As Chromebooks keep grabbing attention with low-cost hardware running on a browser-based ChromeOS, ASUS took the operating system in a new direction with the anticipated ASUS Chromebox starting at an amazing $179. The price alone makes this machine attractive. Add to that a Haswell-based processor, tiny form factor and plenty of ports for the desk and living room, and ChromeOS now looks like a viable alternative on desk or entertainment center.

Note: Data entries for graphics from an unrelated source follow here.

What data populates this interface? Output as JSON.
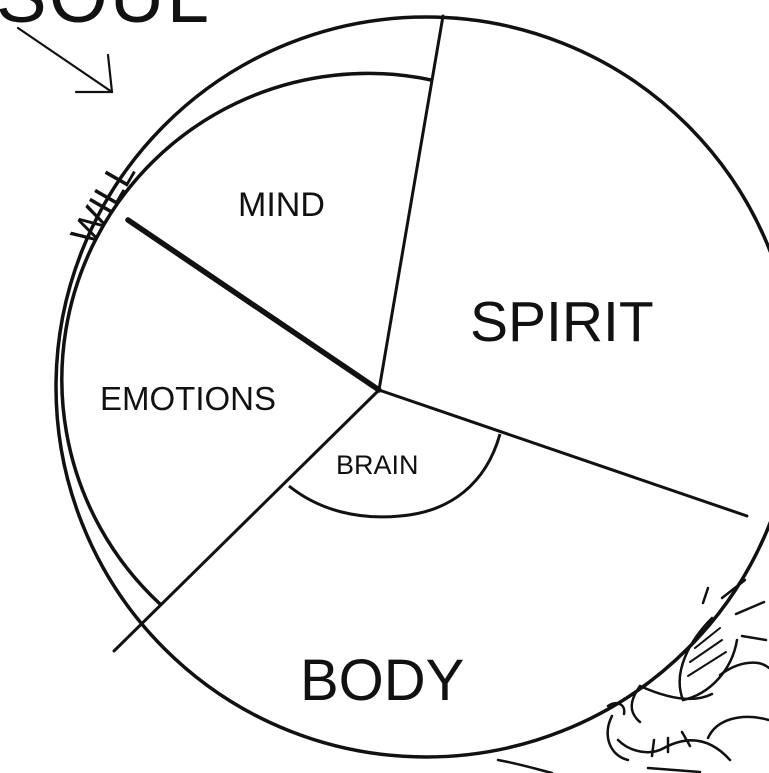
{
  "header": {
    "partial_title": "SOUL"
  },
  "sections": {
    "will": "WILL",
    "mind": "MIND",
    "spirit": "SPIRIT",
    "emotions": "EMOTIONS",
    "brain": "BRAIN",
    "body": "BODY"
  },
  "colors": {
    "ink": "#111111",
    "paper": "#ffffff"
  }
}
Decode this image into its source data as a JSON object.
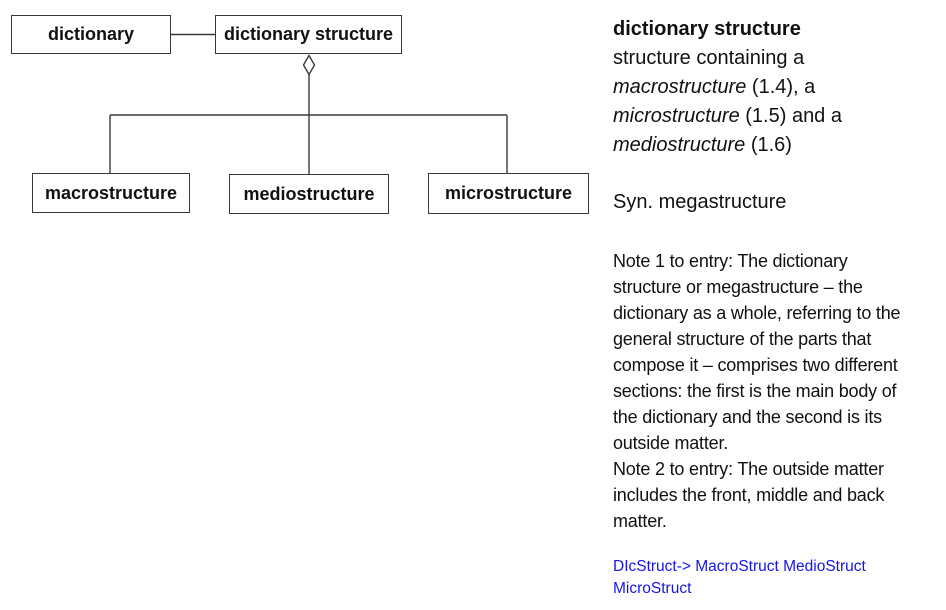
{
  "diagram": {
    "nodes": {
      "dictionary": "dictionary",
      "dictionary_structure": "dictionary structure",
      "macrostructure": "macrostructure",
      "mediostructure": "mediostructure",
      "microstructure": "microstructure"
    },
    "relation": "aggregation-hollow-diamond",
    "line_color": "#3a3a3a"
  },
  "entry": {
    "term": "dictionary structure",
    "definition": {
      "line1": "structure containing a",
      "line2_italic": "macrostructure",
      "line2_rest": " (1.4), a",
      "line3_italic": "microstructure",
      "line3_rest": " (1.5) and a",
      "line4_italic": "mediostructure",
      "line4_rest": " (1.6)"
    },
    "synonym": "Syn. megastructure",
    "note1": "Note 1 to entry: The dictionary\nstructure or megastructure – the\ndictionary as a whole, referring to the\ngeneral structure of the parts that\ncompose it – comprises two different\nsections: the first is the main body of\nthe dictionary and the second is its\noutside matter.",
    "note2": "Note 2 to entry: The outside matter\nincludes the front, middle and back\nmatter.",
    "cross_reference": "DIcStruct-> MacroStruct MedioStruct\nMicroStruct",
    "link_color": "#1515E8"
  }
}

ASUS calls their Chromebox an “easy out-of-the-box setup” and promises to protect the machine with “integrated virus and malware protection” making it appealing to families, schools and businesses. Consider the following needs:
- Security on a home computer littered with malware thank to kids without the discretion to avoid evil links on those online gaming sites
- An office that needs nothing more than Google Docs and a specialized online point of sale or networked database
- Schools that already own hundreds of monitors connected to outdated PCs running Windows XP or Vista but can’t afford $400-$1000 replacements
The ASUS Chromebox could suffice in the above situations. ASUS promises security. ChromeOS gives us simplicity and the price makes it hard to compete with even for a $300 or $400 Windows PC when a buyer can get two of the ASUS machines.
The ASUS Chromebox will attach to the back-end of a VESA-based monitor, making it look like the popular all-in-one Windows 8.1 machines at the big box stores. It will also hook up to more than one display, making it a nice tool for plugging into the family TV and a computer at the same time. Watch movies on Google Play Movies or Netflix and then switch over to a computer to write a homework paper in Google docs, the same app many kids will use thanks to all the Chromebooks in schools today.

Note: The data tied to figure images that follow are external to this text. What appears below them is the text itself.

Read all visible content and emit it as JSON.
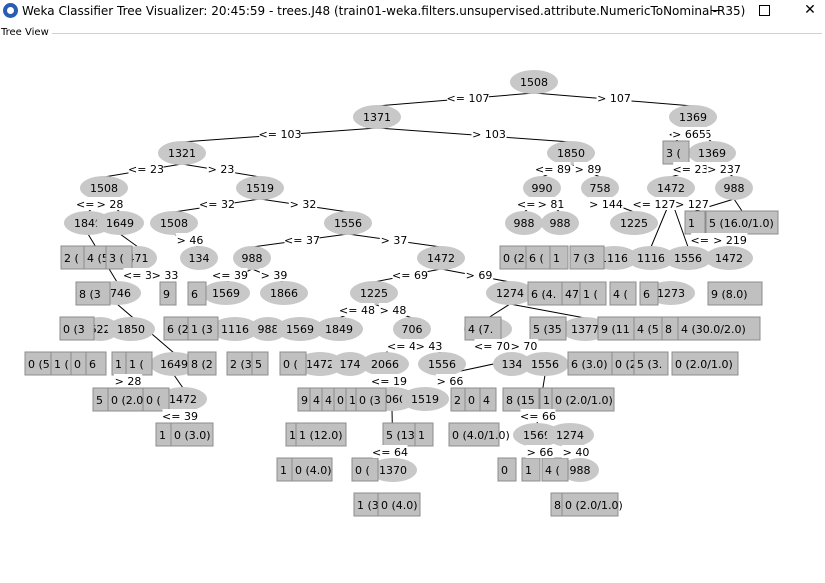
{
  "window": {
    "title": "Weka Classifier Tree Visualizer: 20:45:59 - trees.J48 (train01-weka.filters.unsupervised.attribute.NumericToNominal-R35)",
    "icon": "weka-bird-icon",
    "minimize_icon": "minimize-icon",
    "maximize_icon": "maximize-icon",
    "close_icon": "close-icon"
  },
  "panel": {
    "label": "Tree View"
  },
  "colors": {
    "node_fill": "#c8c8c8",
    "leaf_fill": "#c0c0c0",
    "edge": "#000000"
  },
  "tree": {
    "nodes": [
      {
        "id": "n1508a",
        "label": "1508"
      },
      {
        "id": "n1371",
        "label": "1371"
      },
      {
        "id": "n1369a",
        "label": "1369"
      },
      {
        "id": "n1321",
        "label": "1321"
      },
      {
        "id": "n1850a",
        "label": "1850"
      },
      {
        "id": "n1369b",
        "label": "1369"
      },
      {
        "id": "n1508b",
        "label": "1508"
      },
      {
        "id": "n1519",
        "label": "1519"
      },
      {
        "id": "n990",
        "label": "990"
      },
      {
        "id": "n758",
        "label": "758"
      },
      {
        "id": "n1472a",
        "label": "1472"
      },
      {
        "id": "n988a",
        "label": "988"
      },
      {
        "id": "n1849a",
        "label": "1849"
      },
      {
        "id": "n1649a",
        "label": "1649"
      },
      {
        "id": "n1508c",
        "label": "1508"
      },
      {
        "id": "n1556a",
        "label": "1556"
      },
      {
        "id": "n988b",
        "label": "988"
      },
      {
        "id": "n988c",
        "label": "988"
      },
      {
        "id": "n1225a",
        "label": "1225"
      },
      {
        "id": "n471",
        "label": "471"
      },
      {
        "id": "n134a",
        "label": "134"
      },
      {
        "id": "n988d",
        "label": "988"
      },
      {
        "id": "n1472b",
        "label": "1472"
      },
      {
        "id": "n1116a",
        "label": "1116"
      },
      {
        "id": "n1116b",
        "label": "1116"
      },
      {
        "id": "n1556b",
        "label": "1556"
      },
      {
        "id": "n1472c",
        "label": "1472"
      },
      {
        "id": "n1746",
        "label": "1746"
      },
      {
        "id": "n1569a",
        "label": "1569"
      },
      {
        "id": "n1866",
        "label": "1866"
      },
      {
        "id": "n1225b",
        "label": "1225"
      },
      {
        "id": "n1274a",
        "label": "1274"
      },
      {
        "id": "n1273",
        "label": "1273"
      },
      {
        "id": "n622",
        "label": "622"
      },
      {
        "id": "n1850b",
        "label": "1850"
      },
      {
        "id": "n1116c",
        "label": "1116"
      },
      {
        "id": "n988e",
        "label": "988"
      },
      {
        "id": "n1569b",
        "label": "1569"
      },
      {
        "id": "n1849b",
        "label": "1849"
      },
      {
        "id": "n706",
        "label": "706"
      },
      {
        "id": "n1649b",
        "label": "1649"
      },
      {
        "id": "n1377",
        "label": "1377"
      },
      {
        "id": "n1649c",
        "label": "1649"
      },
      {
        "id": "n1472d",
        "label": "1472"
      },
      {
        "id": "n174a",
        "label": "174"
      },
      {
        "id": "n2066a",
        "label": "2066"
      },
      {
        "id": "n1556c",
        "label": "1556"
      },
      {
        "id": "n134b",
        "label": "134"
      },
      {
        "id": "n1556d",
        "label": "1556"
      },
      {
        "id": "n1472e",
        "label": "1472"
      },
      {
        "id": "n2066b",
        "label": "2066"
      },
      {
        "id": "n1519b",
        "label": "1519"
      },
      {
        "id": "n1569c",
        "label": "1569"
      },
      {
        "id": "n1274b",
        "label": "1274"
      },
      {
        "id": "n1370",
        "label": "1370"
      },
      {
        "id": "n988f",
        "label": "988"
      }
    ],
    "edges": [
      {
        "from": "n1508a",
        "to": "n1371",
        "label": "<= 107"
      },
      {
        "from": "n1508a",
        "to": "n1369a",
        "label": "> 107"
      },
      {
        "from": "n1371",
        "to": "n1321",
        "label": "<= 103"
      },
      {
        "from": "n1371",
        "to": "n1850a",
        "label": "> 103"
      },
      {
        "from": "n1369a",
        "to": "l1369a-1",
        "label": "<= 665"
      },
      {
        "from": "n1369a",
        "to": "n1369b",
        "label": "> 665"
      },
      {
        "from": "n1321",
        "to": "n1508b",
        "label": "<= 23"
      },
      {
        "from": "n1321",
        "to": "n1519",
        "label": "> 23"
      },
      {
        "from": "n1850a",
        "to": "n990",
        "label": "<= 89"
      },
      {
        "from": "n1850a",
        "to": "n758",
        "label": "> 89"
      },
      {
        "from": "n1369b",
        "to": "n1472a",
        "label": "<= 237"
      },
      {
        "from": "n1369b",
        "to": "n988a",
        "label": "> 237"
      },
      {
        "from": "n1508b",
        "to": "n1849a",
        "label": "<= 28"
      },
      {
        "from": "n1508b",
        "to": "n1649a",
        "label": "> 28"
      },
      {
        "from": "n1519",
        "to": "n1508c",
        "label": "<= 32"
      },
      {
        "from": "n1519",
        "to": "n1556a",
        "label": "> 32"
      },
      {
        "from": "n1472a",
        "to": "n1116b",
        "label": "<= 127"
      },
      {
        "from": "n1472a",
        "to": "n1556b",
        "label": "> 127"
      },
      {
        "from": "n988a",
        "to": "l988a-1",
        "label": "<= 219"
      },
      {
        "from": "n988a",
        "to": "l988a-2",
        "label": "> 219"
      },
      {
        "from": "n1556a",
        "to": "n988d",
        "label": "<= 37"
      },
      {
        "from": "n1556a",
        "to": "n1472b",
        "label": "> 37"
      },
      {
        "from": "n988d",
        "to": "n1569a",
        "label": "<= 39"
      },
      {
        "from": "n988d",
        "to": "n1866",
        "label": "> 39"
      },
      {
        "from": "n1472b",
        "to": "n1225b",
        "label": "<= 69"
      },
      {
        "from": "n1472b",
        "to": "n1274a",
        "label": "> 69"
      },
      {
        "from": "n1225b",
        "to": "n1849b",
        "label": "<= 48"
      },
      {
        "from": "n1225b",
        "to": "n706",
        "label": "> 48"
      },
      {
        "from": "n706",
        "to": "n2066a",
        "label": "<= 43"
      },
      {
        "from": "n706",
        "to": "n1556c",
        "label": "> 43"
      },
      {
        "from": "n1508c",
        "to": "n134a",
        "label": "> 46"
      },
      {
        "from": "n1849a",
        "to": "n1746",
        "label": "<= 33"
      },
      {
        "from": "n1649a",
        "to": "n471",
        "label": "> 33"
      },
      {
        "from": "n990",
        "to": "n988b",
        "label": "<= 81"
      },
      {
        "from": "n990",
        "to": "n988c",
        "label": "> 81"
      },
      {
        "from": "n758",
        "to": "n1225a",
        "label": "> 144"
      },
      {
        "from": "n1274a",
        "to": "n1649b",
        "label": "<= 70"
      },
      {
        "from": "n1274a",
        "to": "n1377",
        "label": "> 70"
      },
      {
        "from": "n1556c",
        "to": "n1556d",
        "label": "> 66"
      },
      {
        "from": "n1556d",
        "to": "n1569c",
        "label": "<= 66"
      },
      {
        "from": "n1569c",
        "to": "n1274b",
        "label": "> 66"
      },
      {
        "from": "n1274b",
        "to": "n988f",
        "label": "> 40"
      },
      {
        "from": "n2066a",
        "to": "n2066b",
        "label": "<= 19"
      },
      {
        "from": "n2066b",
        "to": "n1370",
        "label": "<= 64"
      },
      {
        "from": "n1746",
        "to": "n1649c",
        "label": "> 28"
      },
      {
        "from": "n1649c",
        "to": "n1472e",
        "label": "<= 39"
      }
    ],
    "leaves": [
      {
        "id": "l1369a-1",
        "label": "3 ("
      },
      {
        "id": "l988a-1",
        "label": "1"
      },
      {
        "id": "l988a-2",
        "label": "5 (16.0/1.0)"
      },
      {
        "id": "l-r3a",
        "label": "2 ("
      },
      {
        "id": "l-r3b",
        "label": "4 (5"
      },
      {
        "id": "l-r3c",
        "label": "3 ("
      },
      {
        "id": "l-r3d",
        "label": "0 (2"
      },
      {
        "id": "l-r3e",
        "label": "6 ("
      },
      {
        "id": "l-r3f",
        "label": "1"
      },
      {
        "id": "l-r3g",
        "label": "7 (3"
      },
      {
        "id": "l-r3h",
        "label": "9 (8.0)"
      },
      {
        "id": "l-r4a",
        "label": "8 (3"
      },
      {
        "id": "l-r4b",
        "label": "9"
      },
      {
        "id": "l-r4c",
        "label": "6"
      },
      {
        "id": "l-r4d",
        "label": "6 (4."
      },
      {
        "id": "l-r4e",
        "label": "47"
      },
      {
        "id": "l-r4f",
        "label": "1 ("
      },
      {
        "id": "l-r4g",
        "label": "4 ("
      },
      {
        "id": "l-r4h",
        "label": "6"
      },
      {
        "id": "l-r5a",
        "label": "0 (3"
      },
      {
        "id": "l-r5b",
        "label": "6 (2"
      },
      {
        "id": "l-r5c",
        "label": "1 (3"
      },
      {
        "id": "l-r5d",
        "label": "5 (35"
      },
      {
        "id": "l-r5e",
        "label": "9 (11"
      },
      {
        "id": "l-r5f",
        "label": "4 (5"
      },
      {
        "id": "l-r5g",
        "label": "8"
      },
      {
        "id": "l-r5h",
        "label": "4 (30.0/2.0)"
      },
      {
        "id": "l-r6a",
        "label": "0 (5"
      },
      {
        "id": "l-r6b",
        "label": "1 ("
      },
      {
        "id": "l-r6c",
        "label": "0"
      },
      {
        "id": "l-r6d",
        "label": "6"
      },
      {
        "id": "l-r6e",
        "label": "1"
      },
      {
        "id": "l-r6f",
        "label": "1 ("
      },
      {
        "id": "l-r6g",
        "label": "8 (2"
      },
      {
        "id": "l-r6h",
        "label": "2 (3"
      },
      {
        "id": "l-r6i",
        "label": "5"
      },
      {
        "id": "l-r6j",
        "label": "0 ("
      },
      {
        "id": "l-r6k",
        "label": "4 (7."
      },
      {
        "id": "l-r6l",
        "label": "6 (3.0)"
      },
      {
        "id": "l-r6m",
        "label": "0 (2"
      },
      {
        "id": "l-r6n",
        "label": "5 (3."
      },
      {
        "id": "l-r6o",
        "label": "0 (2.0/1.0)"
      },
      {
        "id": "l-r7a",
        "label": "5"
      },
      {
        "id": "l-r7b",
        "label": "0 (2.0"
      },
      {
        "id": "l-r7c",
        "label": "0 ("
      },
      {
        "id": "l-r7d",
        "label": "9"
      },
      {
        "id": "l-r7e",
        "label": "4"
      },
      {
        "id": "l-r7f",
        "label": "4"
      },
      {
        "id": "l-r7g",
        "label": "0"
      },
      {
        "id": "l-r7h",
        "label": "1"
      },
      {
        "id": "l-r7i",
        "label": "0 (3"
      },
      {
        "id": "l-r7j",
        "label": "2"
      },
      {
        "id": "l-r7k",
        "label": "0"
      },
      {
        "id": "l-r7l",
        "label": "4"
      },
      {
        "id": "l-r7m",
        "label": "8 (15"
      },
      {
        "id": "l-r7n",
        "label": "1"
      },
      {
        "id": "l-r7o",
        "label": "0 (2.0/1.0)"
      },
      {
        "id": "l-r8a",
        "label": "1"
      },
      {
        "id": "l-r8b",
        "label": "0 (3.0)"
      },
      {
        "id": "l-r8c",
        "label": "1"
      },
      {
        "id": "l-r8d",
        "label": "1 (12.0)"
      },
      {
        "id": "l-r8e",
        "label": "5 (13"
      },
      {
        "id": "l-r8f",
        "label": "1"
      },
      {
        "id": "l-r8g",
        "label": "0 (4.0/1.0)"
      },
      {
        "id": "l-r9a",
        "label": "1"
      },
      {
        "id": "l-r9b",
        "label": "0 (4.0)"
      },
      {
        "id": "l-r9c",
        "label": "0 ("
      },
      {
        "id": "l-r9d",
        "label": "0"
      },
      {
        "id": "l-r9e",
        "label": "1"
      },
      {
        "id": "l-r9f",
        "label": "4 ("
      },
      {
        "id": "l-r10a",
        "label": "1 (3"
      },
      {
        "id": "l-r10b",
        "label": "0 (4.0)"
      },
      {
        "id": "l-r10c",
        "label": "8"
      },
      {
        "id": "l-r10d",
        "label": "0 (2.0/1.0)"
      }
    ]
  }
}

For those who may not know, the ChromeOS lets users enter their Google login data and it starts to populate the various parts of the OS with the user’s data. The Google Drive holds their files, Chrome includes their bookmarks and login data and for users of more than one machine their apps load up within a couple of minutes. The machine will come with 100GB of Google Drive storage.
This could work as a Home Entertainment computer with its 4K support and a fast 4th gen Intel processor. There’s a HDMI out and a DisplayPort connection. We get two USB 3.0 ports on the front and two on the back. Most set-top boxes with Hulu Plus won’t play all the content available on the streaming services website. The network streaming TV services don’t work on most of them either. But the Chromebox, running a web browser, will play this content, assuming the sites don’t find a way to block like they did with Google TV.

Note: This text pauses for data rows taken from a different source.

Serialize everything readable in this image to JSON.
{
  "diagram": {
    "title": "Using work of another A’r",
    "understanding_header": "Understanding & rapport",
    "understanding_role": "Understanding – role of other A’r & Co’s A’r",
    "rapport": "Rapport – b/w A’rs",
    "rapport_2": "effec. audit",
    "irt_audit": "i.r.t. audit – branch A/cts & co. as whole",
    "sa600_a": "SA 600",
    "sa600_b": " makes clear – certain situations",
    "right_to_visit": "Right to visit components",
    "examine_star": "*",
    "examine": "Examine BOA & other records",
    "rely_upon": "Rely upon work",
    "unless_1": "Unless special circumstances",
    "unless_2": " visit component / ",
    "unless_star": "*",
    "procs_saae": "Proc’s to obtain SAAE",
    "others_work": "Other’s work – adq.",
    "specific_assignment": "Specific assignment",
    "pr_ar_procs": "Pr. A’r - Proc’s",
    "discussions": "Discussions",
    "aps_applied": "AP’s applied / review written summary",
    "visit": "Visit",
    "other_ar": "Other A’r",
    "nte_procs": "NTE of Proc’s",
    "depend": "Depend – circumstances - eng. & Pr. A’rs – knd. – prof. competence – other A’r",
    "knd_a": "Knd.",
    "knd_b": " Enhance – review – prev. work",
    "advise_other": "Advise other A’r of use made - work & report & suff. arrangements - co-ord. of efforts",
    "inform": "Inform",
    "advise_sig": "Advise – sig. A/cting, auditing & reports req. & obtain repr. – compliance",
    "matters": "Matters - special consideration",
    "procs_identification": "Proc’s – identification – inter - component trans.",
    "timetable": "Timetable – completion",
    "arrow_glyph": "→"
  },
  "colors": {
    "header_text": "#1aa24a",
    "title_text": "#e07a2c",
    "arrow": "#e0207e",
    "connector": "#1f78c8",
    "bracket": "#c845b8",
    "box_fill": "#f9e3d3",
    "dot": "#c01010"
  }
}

Here’s the specs for this little box that will not take up much more room than a couple of remote controls.
- 4th gen Intel processor (nothing more specific given)
- 802.11 b/g/n wireless
- 4 USB 3.0 ports
- HDMI and DisplayPort outputs
- SD card reader
- Gigabit Ethernet
- Combo Mic and Headphone jack
- Kensington lock
Here’s a few key details left out of the news.
- Release date – “sometime in March” is all we know
- Storage amount built-in
- Memory – will it come with 2GB or 4GB or more?
ChromeOS can’t install software other than the webapps running on the Chrome browser. They usually come with limited storage built-in, but this box offers an SD-card slot and plenty of USB ports for hooking up a larger hard drive to house media.